# Blue Moon



## Coolfish (Apr 30, 2012)

Be sure to check out the blue moon tonight.


----------



## Guest (Sep 1, 2012)

Blue moon means that there are two full moons in the month. The moon does not actually turn blue. We had a full moon on August 2nd and now again August 31st, hence the term blue moon. Two full moons in any month is very rare and doesn't happen very often. I forgot how rarely they happen. But they do happen.


----------



## Coolfish (Apr 30, 2012)

I dd not say the moon was blue. I said be sure to check it out.


----------



## Cory1990 (Jun 14, 2012)

To bad it's covered up by the clouds here. I can kinda see how blue it is. Crazy right!

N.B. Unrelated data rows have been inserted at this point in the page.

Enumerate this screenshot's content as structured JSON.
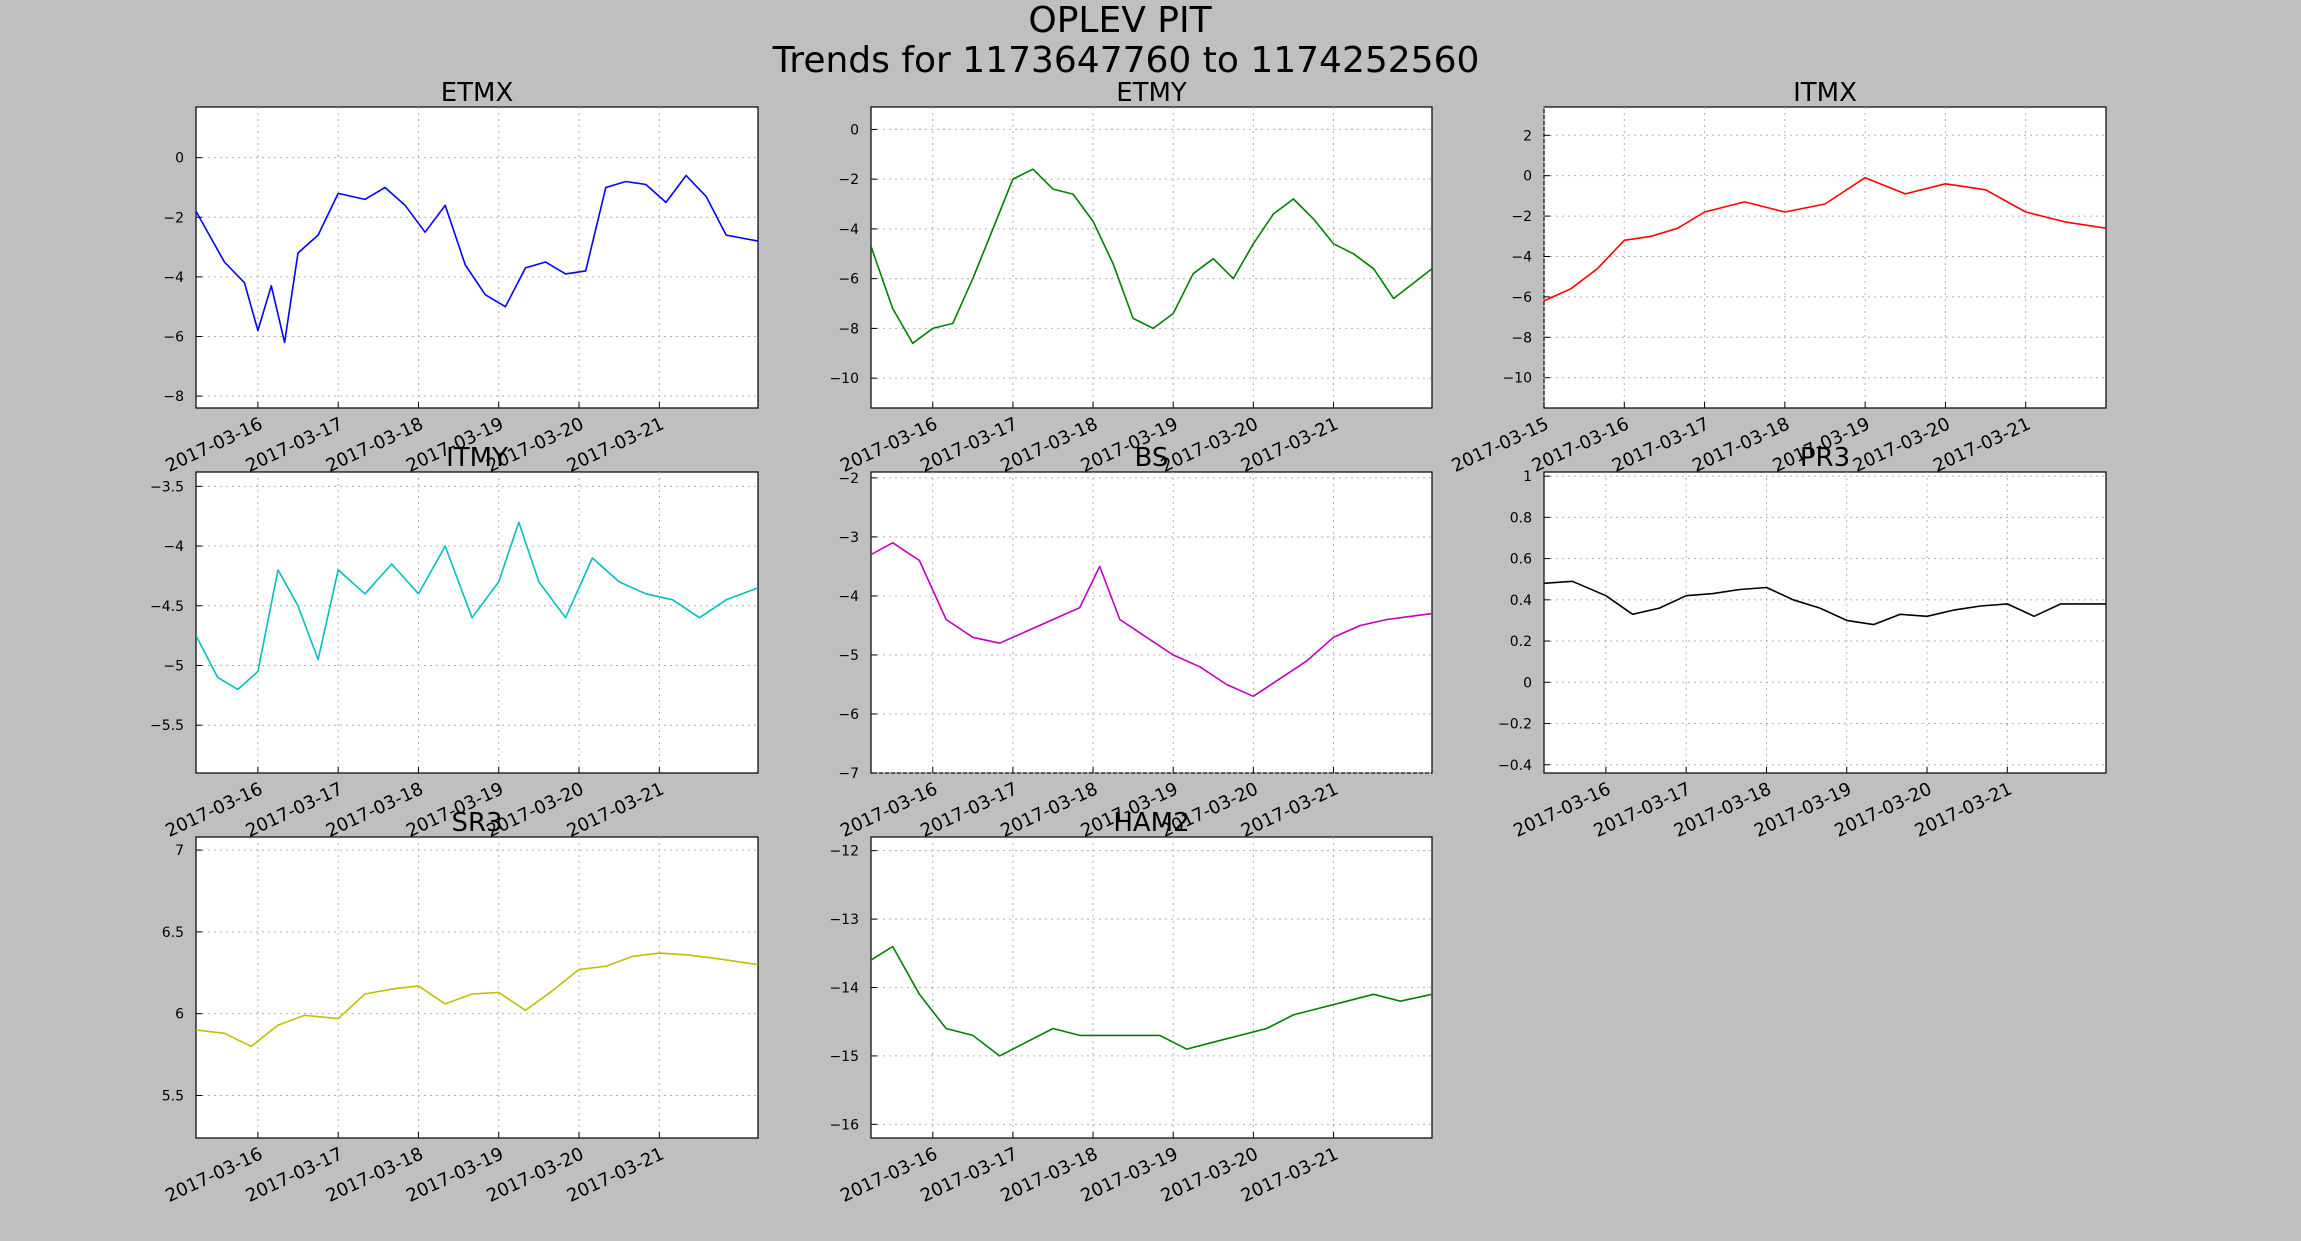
{
  "figure": {
    "title": "OPLEV PIT",
    "subtitle": "Trends for 1173647760 to 1174252560"
  },
  "chart_data": [
    {
      "type": "line",
      "title": "ETMX",
      "color": "#0000ff",
      "xlim": [
        "2017-03-15 05:30",
        "2017-03-22 05:30"
      ],
      "xticks": [
        "2017-03-16",
        "2017-03-17",
        "2017-03-18",
        "2017-03-19",
        "2017-03-20",
        "2017-03-21"
      ],
      "ylim": [
        -8.4,
        1.7
      ],
      "yticks": [
        0,
        -2,
        -4,
        -6,
        -8
      ],
      "x": [
        "2017-03-15 05:30",
        "2017-03-15 14:00",
        "2017-03-15 20:00",
        "2017-03-16 00:00",
        "2017-03-16 04:00",
        "2017-03-16 08:00",
        "2017-03-16 12:00",
        "2017-03-16 18:00",
        "2017-03-17 00:00",
        "2017-03-17 08:00",
        "2017-03-17 14:00",
        "2017-03-17 20:00",
        "2017-03-18 02:00",
        "2017-03-18 08:00",
        "2017-03-18 14:00",
        "2017-03-18 20:00",
        "2017-03-19 02:00",
        "2017-03-19 08:00",
        "2017-03-19 14:00",
        "2017-03-19 20:00",
        "2017-03-20 02:00",
        "2017-03-20 08:00",
        "2017-03-20 14:00",
        "2017-03-20 20:00",
        "2017-03-21 02:00",
        "2017-03-21 08:00",
        "2017-03-21 14:00",
        "2017-03-21 20:00",
        "2017-03-22 05:30"
      ],
      "y": [
        -1.8,
        -3.5,
        -4.2,
        -5.8,
        -4.3,
        -6.2,
        -3.2,
        -2.6,
        -1.2,
        -1.4,
        -1.0,
        -1.6,
        -2.5,
        -1.6,
        -3.6,
        -4.6,
        -5.0,
        -3.7,
        -3.5,
        -3.9,
        -3.8,
        -1.0,
        -0.8,
        -0.9,
        -1.5,
        -0.6,
        -1.3,
        -2.6,
        -2.8
      ]
    },
    {
      "type": "line",
      "title": "ETMY",
      "color": "#008000",
      "xlim": [
        "2017-03-15 05:30",
        "2017-03-22 05:30"
      ],
      "xticks": [
        "2017-03-16",
        "2017-03-17",
        "2017-03-18",
        "2017-03-19",
        "2017-03-20",
        "2017-03-21"
      ],
      "ylim": [
        -11.2,
        0.9
      ],
      "yticks": [
        0,
        -2,
        -4,
        -6,
        -8,
        -10
      ],
      "x": [
        "2017-03-15 05:30",
        "2017-03-15 12:00",
        "2017-03-15 18:00",
        "2017-03-16 00:00",
        "2017-03-16 06:00",
        "2017-03-16 12:00",
        "2017-03-16 18:00",
        "2017-03-17 00:00",
        "2017-03-17 06:00",
        "2017-03-17 12:00",
        "2017-03-17 18:00",
        "2017-03-18 00:00",
        "2017-03-18 06:00",
        "2017-03-18 12:00",
        "2017-03-18 18:00",
        "2017-03-19 00:00",
        "2017-03-19 06:00",
        "2017-03-19 12:00",
        "2017-03-19 18:00",
        "2017-03-20 00:00",
        "2017-03-20 06:00",
        "2017-03-20 12:00",
        "2017-03-20 18:00",
        "2017-03-21 00:00",
        "2017-03-21 06:00",
        "2017-03-21 12:00",
        "2017-03-21 18:00",
        "2017-03-22 05:30"
      ],
      "y": [
        -4.7,
        -7.2,
        -8.6,
        -8.0,
        -7.8,
        -6.0,
        -4.0,
        -2.0,
        -1.6,
        -2.4,
        -2.6,
        -3.7,
        -5.4,
        -7.6,
        -8.0,
        -7.4,
        -5.8,
        -5.2,
        -6.0,
        -4.6,
        -3.4,
        -2.8,
        -3.6,
        -4.6,
        -5.0,
        -5.6,
        -6.8,
        -5.6
      ]
    },
    {
      "type": "line",
      "title": "ITMX",
      "color": "#ff0000",
      "xlim": [
        "2017-03-15 00:00",
        "2017-03-22 00:00"
      ],
      "xticks": [
        "2017-03-15",
        "2017-03-16",
        "2017-03-17",
        "2017-03-18",
        "2017-03-19",
        "2017-03-20",
        "2017-03-21"
      ],
      "ylim": [
        -11.5,
        3.4
      ],
      "yticks": [
        2,
        0,
        -2,
        -4,
        -6,
        -8,
        -10
      ],
      "x": [
        "2017-03-15 00:00",
        "2017-03-15 08:00",
        "2017-03-15 16:00",
        "2017-03-16 00:00",
        "2017-03-16 08:00",
        "2017-03-16 16:00",
        "2017-03-17 00:00",
        "2017-03-17 12:00",
        "2017-03-18 00:00",
        "2017-03-18 12:00",
        "2017-03-19 00:00",
        "2017-03-19 12:00",
        "2017-03-20 00:00",
        "2017-03-20 12:00",
        "2017-03-21 00:00",
        "2017-03-21 12:00",
        "2017-03-22 00:00"
      ],
      "y": [
        -6.2,
        -5.6,
        -4.6,
        -3.2,
        -3.0,
        -2.6,
        -1.8,
        -1.3,
        -1.8,
        -1.4,
        -0.1,
        -0.9,
        -0.4,
        -0.7,
        -1.8,
        -2.3,
        -2.6
      ]
    },
    {
      "type": "line",
      "title": "ITMY",
      "color": "#00bfbf",
      "xlim": [
        "2017-03-15 05:30",
        "2017-03-22 05:30"
      ],
      "xticks": [
        "2017-03-16",
        "2017-03-17",
        "2017-03-18",
        "2017-03-19",
        "2017-03-20",
        "2017-03-21"
      ],
      "ylim": [
        -5.9,
        -3.38
      ],
      "yticks": [
        -3.5,
        -4.0,
        -4.5,
        -5.0,
        -5.5
      ],
      "x": [
        "2017-03-15 05:30",
        "2017-03-15 12:00",
        "2017-03-15 18:00",
        "2017-03-16 00:00",
        "2017-03-16 06:00",
        "2017-03-16 12:00",
        "2017-03-16 18:00",
        "2017-03-17 00:00",
        "2017-03-17 08:00",
        "2017-03-17 16:00",
        "2017-03-18 00:00",
        "2017-03-18 08:00",
        "2017-03-18 16:00",
        "2017-03-19 00:00",
        "2017-03-19 06:00",
        "2017-03-19 12:00",
        "2017-03-19 20:00",
        "2017-03-20 04:00",
        "2017-03-20 12:00",
        "2017-03-20 20:00",
        "2017-03-21 04:00",
        "2017-03-21 12:00",
        "2017-03-21 20:00",
        "2017-03-22 05:30"
      ],
      "y": [
        -4.75,
        -5.1,
        -5.2,
        -5.05,
        -4.2,
        -4.5,
        -4.95,
        -4.2,
        -4.4,
        -4.15,
        -4.4,
        -4.0,
        -4.6,
        -4.3,
        -3.8,
        -4.3,
        -4.6,
        -4.1,
        -4.3,
        -4.4,
        -4.45,
        -4.6,
        -4.45,
        -4.35
      ]
    },
    {
      "type": "line",
      "title": "BS",
      "color": "#bf00bf",
      "xlim": [
        "2017-03-15 05:30",
        "2017-03-22 05:30"
      ],
      "xticks": [
        "2017-03-16",
        "2017-03-17",
        "2017-03-18",
        "2017-03-19",
        "2017-03-20",
        "2017-03-21"
      ],
      "ylim": [
        -7.0,
        -1.9
      ],
      "yticks": [
        -2,
        -3,
        -4,
        -5,
        -6,
        -7
      ],
      "x": [
        "2017-03-15 05:30",
        "2017-03-15 12:00",
        "2017-03-15 20:00",
        "2017-03-16 04:00",
        "2017-03-16 12:00",
        "2017-03-16 20:00",
        "2017-03-17 04:00",
        "2017-03-17 12:00",
        "2017-03-17 20:00",
        "2017-03-18 02:00",
        "2017-03-18 08:00",
        "2017-03-18 16:00",
        "2017-03-19 00:00",
        "2017-03-19 08:00",
        "2017-03-19 16:00",
        "2017-03-20 00:00",
        "2017-03-20 08:00",
        "2017-03-20 16:00",
        "2017-03-21 00:00",
        "2017-03-21 08:00",
        "2017-03-21 16:00",
        "2017-03-22 05:30"
      ],
      "y": [
        -3.3,
        -3.1,
        -3.4,
        -4.4,
        -4.7,
        -4.8,
        -4.6,
        -4.4,
        -4.2,
        -3.5,
        -4.4,
        -4.7,
        -5.0,
        -5.2,
        -5.5,
        -5.7,
        -5.4,
        -5.1,
        -4.7,
        -4.5,
        -4.4,
        -4.3
      ]
    },
    {
      "type": "line",
      "title": "PR3",
      "color": "#000000",
      "xlim": [
        "2017-03-15 05:30",
        "2017-03-22 05:30"
      ],
      "xticks": [
        "2017-03-16",
        "2017-03-17",
        "2017-03-18",
        "2017-03-19",
        "2017-03-20",
        "2017-03-21"
      ],
      "ylim": [
        -0.44,
        1.02
      ],
      "yticks": [
        1.0,
        0.8,
        0.6,
        0.4,
        0.2,
        0.0,
        -0.2,
        -0.4
      ],
      "x": [
        "2017-03-15 05:30",
        "2017-03-15 14:00",
        "2017-03-16 00:00",
        "2017-03-16 08:00",
        "2017-03-16 16:00",
        "2017-03-17 00:00",
        "2017-03-17 08:00",
        "2017-03-17 16:00",
        "2017-03-18 00:00",
        "2017-03-18 08:00",
        "2017-03-18 16:00",
        "2017-03-19 00:00",
        "2017-03-19 08:00",
        "2017-03-19 16:00",
        "2017-03-20 00:00",
        "2017-03-20 08:00",
        "2017-03-20 16:00",
        "2017-03-21 00:00",
        "2017-03-21 08:00",
        "2017-03-21 16:00",
        "2017-03-22 05:30"
      ],
      "y": [
        0.48,
        0.49,
        0.42,
        0.33,
        0.36,
        0.42,
        0.43,
        0.45,
        0.46,
        0.4,
        0.36,
        0.3,
        0.28,
        0.33,
        0.32,
        0.35,
        0.37,
        0.38,
        0.32,
        0.38,
        0.38
      ]
    },
    {
      "type": "line",
      "title": "SR3",
      "color": "#bfbf00",
      "xlim": [
        "2017-03-15 05:30",
        "2017-03-22 05:30"
      ],
      "xticks": [
        "2017-03-16",
        "2017-03-17",
        "2017-03-18",
        "2017-03-19",
        "2017-03-20",
        "2017-03-21"
      ],
      "ylim": [
        5.24,
        7.08
      ],
      "yticks": [
        7.0,
        6.5,
        6.0,
        5.5
      ],
      "x": [
        "2017-03-15 05:30",
        "2017-03-15 14:00",
        "2017-03-15 22:00",
        "2017-03-16 06:00",
        "2017-03-16 14:00",
        "2017-03-17 00:00",
        "2017-03-17 08:00",
        "2017-03-17 16:00",
        "2017-03-18 00:00",
        "2017-03-18 08:00",
        "2017-03-18 16:00",
        "2017-03-19 00:00",
        "2017-03-19 08:00",
        "2017-03-19 16:00",
        "2017-03-20 00:00",
        "2017-03-20 08:00",
        "2017-03-20 16:00",
        "2017-03-21 00:00",
        "2017-03-21 08:00",
        "2017-03-21 16:00",
        "2017-03-22 05:30"
      ],
      "y": [
        5.9,
        5.88,
        5.8,
        5.93,
        5.99,
        5.97,
        6.12,
        6.15,
        6.17,
        6.06,
        6.12,
        6.13,
        6.02,
        6.14,
        6.27,
        6.29,
        6.35,
        6.37,
        6.36,
        6.34,
        6.3
      ]
    },
    {
      "type": "line",
      "title": "HAM2",
      "color": "#008000",
      "xlim": [
        "2017-03-15 05:30",
        "2017-03-22 05:30"
      ],
      "xticks": [
        "2017-03-16",
        "2017-03-17",
        "2017-03-18",
        "2017-03-19",
        "2017-03-20",
        "2017-03-21"
      ],
      "ylim": [
        -16.2,
        -11.8
      ],
      "yticks": [
        -12,
        -13,
        -14,
        -15,
        -16
      ],
      "x": [
        "2017-03-15 05:30",
        "2017-03-15 12:00",
        "2017-03-15 20:00",
        "2017-03-16 04:00",
        "2017-03-16 12:00",
        "2017-03-16 20:00",
        "2017-03-17 04:00",
        "2017-03-17 12:00",
        "2017-03-17 20:00",
        "2017-03-18 04:00",
        "2017-03-18 12:00",
        "2017-03-18 20:00",
        "2017-03-19 04:00",
        "2017-03-19 12:00",
        "2017-03-19 20:00",
        "2017-03-20 04:00",
        "2017-03-20 12:00",
        "2017-03-20 20:00",
        "2017-03-21 04:00",
        "2017-03-21 12:00",
        "2017-03-21 20:00",
        "2017-03-22 05:30"
      ],
      "y": [
        -13.6,
        -13.4,
        -14.1,
        -14.6,
        -14.7,
        -15.0,
        -14.8,
        -14.6,
        -14.7,
        -14.7,
        -14.7,
        -14.7,
        -14.9,
        -14.8,
        -14.7,
        -14.6,
        -14.4,
        -14.3,
        -14.2,
        -14.1,
        -14.2,
        -14.1
      ]
    }
  ]
}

(sarcasm) but seriously it's covered by clouds. It's kind of neat to see it 2 times in a month if your into that kinda thing. Personaly I could care less, but if I was 10 years old again having my grandpa tell me it's a blue moon I'd be up late with a telescope waiting for it to turn blue lol. The tricks old people play on kids. I'm sure I'll tell my kids that one to.


----------



## grogan (Jan 23, 2011)

Also, a very tasty adult beverage! Mmmm


----------



## funlad3 (Oct 9, 2010)

That's what I thought this thread was for originally; my dad loves Blue Moon.


----------



## emc7 (Jul 23, 2005)

lucky in nethack


----------



## Charlie1 (Dec 31, 2011)

Angelclown said:


> Blue moon means that there are two full moons in the month. The moon does not actually turn blue. We had a full moon on August 2nd and now again August 31st, hence the term blue moon. Two full moons in any month is very rare and doesn't happen very often. I forgot how rarely they happen. But they do happen.


Next one happens in 2015.


----------